Home » Banks Lend More to Private Sector as FX Reforms Boost Liquidity

Banks Lend More to Private Sector as FX Reforms Boost Liquidity

How forex reform and LDR policy boosted credit growth in Nigeria

by Motoni Olodun
Banks lend more to private sector

Nigerian banks have increased their lending to the private sector to a record high of N54.76 trillion in August 2023, partly driven by the foreign exchange revaluation gains from the recent reforms by the Central Bank of Nigeria (CBN) and the loan-to-deposit ratio (LDR) policy.

According to data from the CBN, credit to the private sector rose by 3.69 percent or N1.95 trillion between June and August, from N52.81 trillion to N54.76 trillion. The growth in credit was also supported by the recovery of the economy from the recession in 2022, as well as the demand for loans from various sectors, especially agriculture, manufacturing, and services.

The CBN’s LDR policy, which was introduced in 2019, requires banks to lend at least 65 percent of their deposits to the real sector of the economy or face penalties. The policy aims to stimulate economic growth and job creation by increasing credit availability and reducing interest rates.

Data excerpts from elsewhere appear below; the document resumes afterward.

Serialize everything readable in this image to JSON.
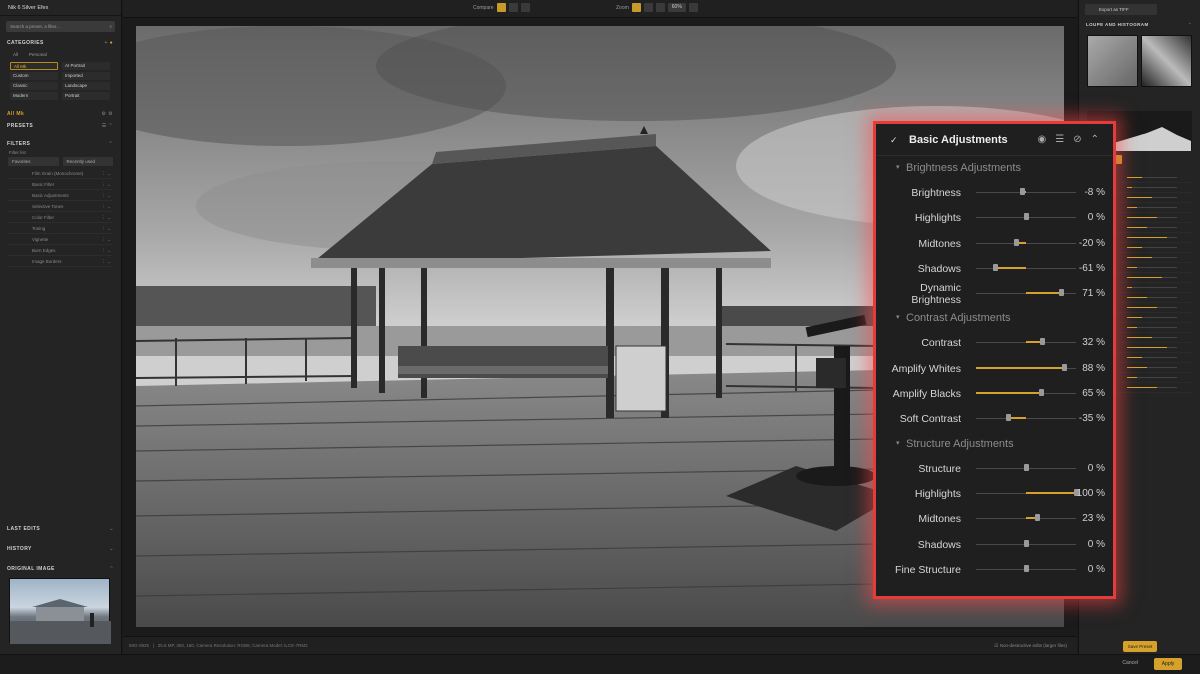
{
  "app": {
    "title": "Nik 6 Silver Efex"
  },
  "left_panel": {
    "search_placeholder": "Search a preset, a filter...",
    "categories_header": "CATEGORIES",
    "category_tabs": [
      "All",
      "Personal"
    ],
    "categories": [
      "All Mk",
      "AI Portrait",
      "Custom",
      "Imported",
      "Classic",
      "Landscape",
      "Modern",
      "Portrait"
    ],
    "selected_label": "All Mk",
    "presets_header": "PRESETS",
    "filters_header": "FILTERS",
    "filters_sub": "Filter list",
    "filter_buttons": [
      "Favorites",
      "Recently used"
    ],
    "filter_items": [
      "Film Grain (Monochrome)",
      "Basic Filter",
      "Basic Adjustments",
      "Selective Tones",
      "Color Filter",
      "Toning",
      "Vignette",
      "Burn Edges",
      "Image Borders"
    ],
    "last_edits": "LAST EDITS",
    "history": "HISTORY",
    "original_image": "ORIGINAL IMAGE"
  },
  "toolbar": {
    "compare_label": "Compare",
    "zoom_label": "Zoom",
    "zoom_value": "60%"
  },
  "status": {
    "file": "IMG-0925",
    "info": "25.6 MP, 300, 180, Camera Resolution: RGB8, Camera Model: ILCE-7RM2",
    "nondestructive": "Non-destructive edits (larger files)"
  },
  "right_panel": {
    "export_label": "Export as TIFF",
    "loupe_header": "LOUPE AND HISTOGRAM",
    "save_preset": "Save Preset"
  },
  "bottom": {
    "cancel": "Cancel",
    "apply": "Apply"
  },
  "adjustments": {
    "title": "Basic Adjustments",
    "groups": [
      {
        "name": "Brightness Adjustments",
        "rows": [
          {
            "label": "Brightness",
            "value": "-8 %",
            "pct": -8
          },
          {
            "label": "Highlights",
            "value": "0 %",
            "pct": 0
          },
          {
            "label": "Midtones",
            "value": "-20 %",
            "pct": -20
          },
          {
            "label": "Shadows",
            "value": "-61 %",
            "pct": -61
          },
          {
            "label": "Dynamic\nBrightness",
            "value": "71 %",
            "pct": 71
          }
        ]
      },
      {
        "name": "Contrast Adjustments",
        "rows": [
          {
            "label": "Contrast",
            "value": "32 %",
            "pct": 32
          },
          {
            "label": "Amplify Whites",
            "value": "88 %",
            "pct": 88,
            "from_left": true
          },
          {
            "label": "Amplify Blacks",
            "value": "65 %",
            "pct": 65,
            "from_left": true
          },
          {
            "label": "Soft Contrast",
            "value": "-35 %",
            "pct": -35
          }
        ]
      },
      {
        "name": "Structure Adjustments",
        "rows": [
          {
            "label": "Structure",
            "value": "0 %",
            "pct": 0
          },
          {
            "label": "Highlights",
            "value": "100 %",
            "pct": 100
          },
          {
            "label": "Midtones",
            "value": "23 %",
            "pct": 23
          },
          {
            "label": "Shadows",
            "value": "0 %",
            "pct": 0
          },
          {
            "label": "Fine Structure",
            "value": "0 %",
            "pct": 0
          }
        ]
      }
    ]
  },
  "colors": {
    "accent": "#d6a12a",
    "highlight_border": "#e23d3d"
  }
}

The CBN also implemented a major foreign exchange reform in June 2023, which collapsed all forex market segments into the Investors and Exporters (I&E) window, where market forces determine the exchange rate. The reform was intended to improve liquidity, transparency, and confidence in the forex market, as well as attract foreign investors and reduce pressure on the naira.

The forex reform also resulted in significant revaluation gains for banks that had foreign currency loans and assets, as the naira depreciated from N410 to N520 per dollar in the I&E window. The CBN instructed banks not to use these gains to pay dividends or meet operating expenses but to save them as a buffer against future volatility.

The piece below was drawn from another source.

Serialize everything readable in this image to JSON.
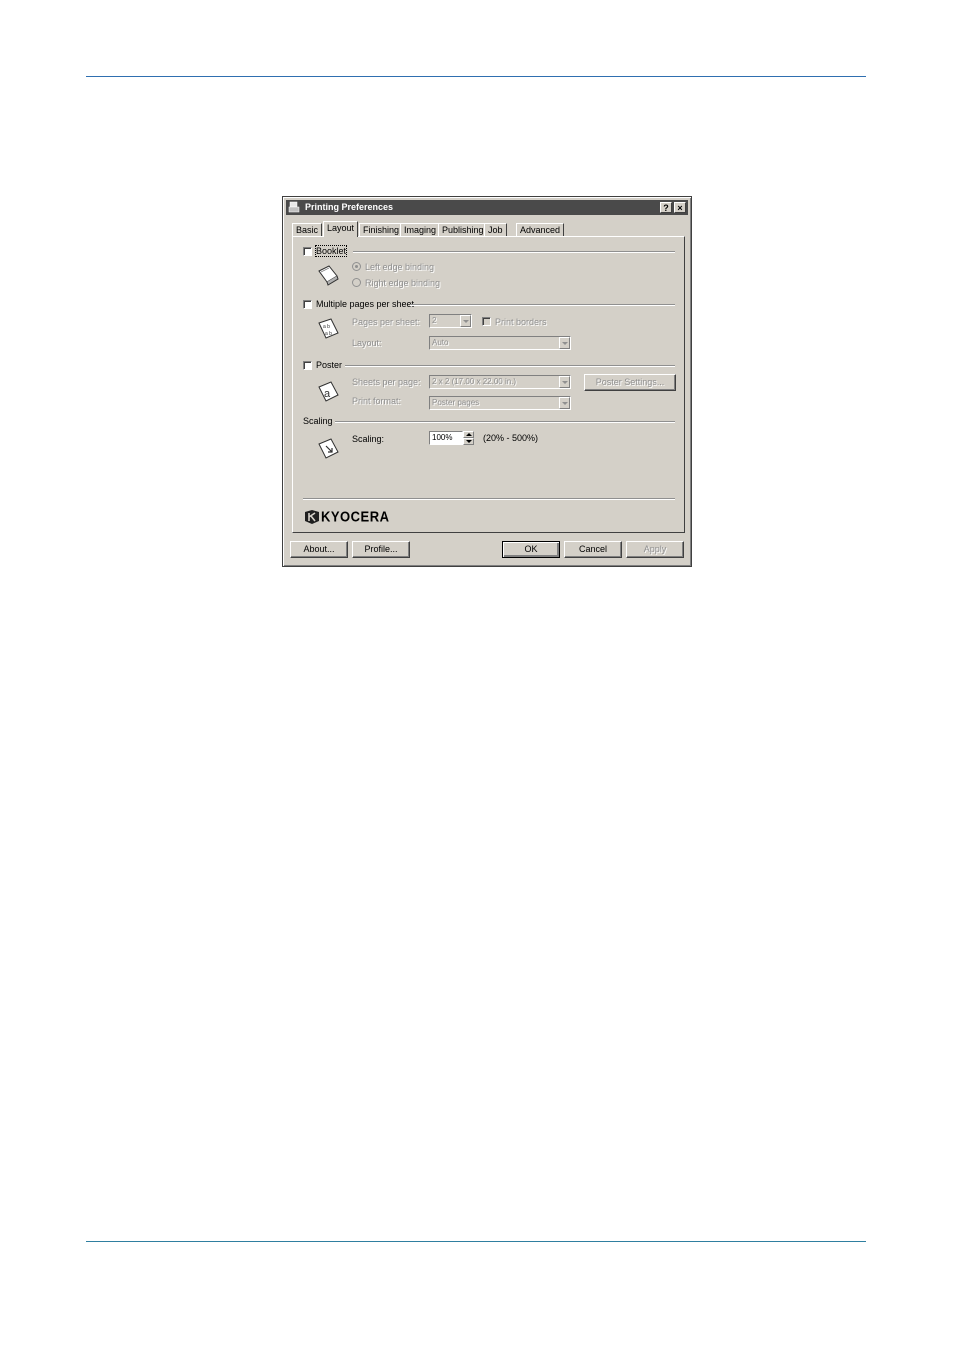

The increase in credit to the private sector is a positive development for the Nigerian economy, which is projected to grow by 3.2 percent in 2022 and 3 percent in 2023, according to the International Monetary Fund (IMF). The IMF also commended the CBN for its forex reform and urged it to pursue further measures to unify the exchange rate and eliminate distortions.

However, some challenges remain for the banking sector, such as the high level of non-performing loans (NPLs), which stood at 4.1 percent in June 2023, slightly above the regulatory threshold of 4 percent. The CBN has taken steps to reduce NPLs by implementing the Global Standing Instruction policy, which allows banks to deduct loan repayments from customers’ accounts in other banks and encourage loan restructuring and write-offs.

The banking sector also faces risks from rising inflation, which reached 18.7 percent in August 2023, eroding the purchasing power of consumers and businesses. The CBN has maintained a tight monetary policy stance to curb inflation and support the naira, keeping its benchmark interest rate at 11.5 percent since September 2022.

Despite these challenges, analysts expect banks to remain resilient and profitable in 2023 as they leverage their digital platforms, diversify their income sources, and optimize their cost efficiency. Banks are also expected to continue supporting the economic recovery and diversification by lending more to sectors that have potential for growth and social impact, such as agriculture, health care, education, and renewable energy.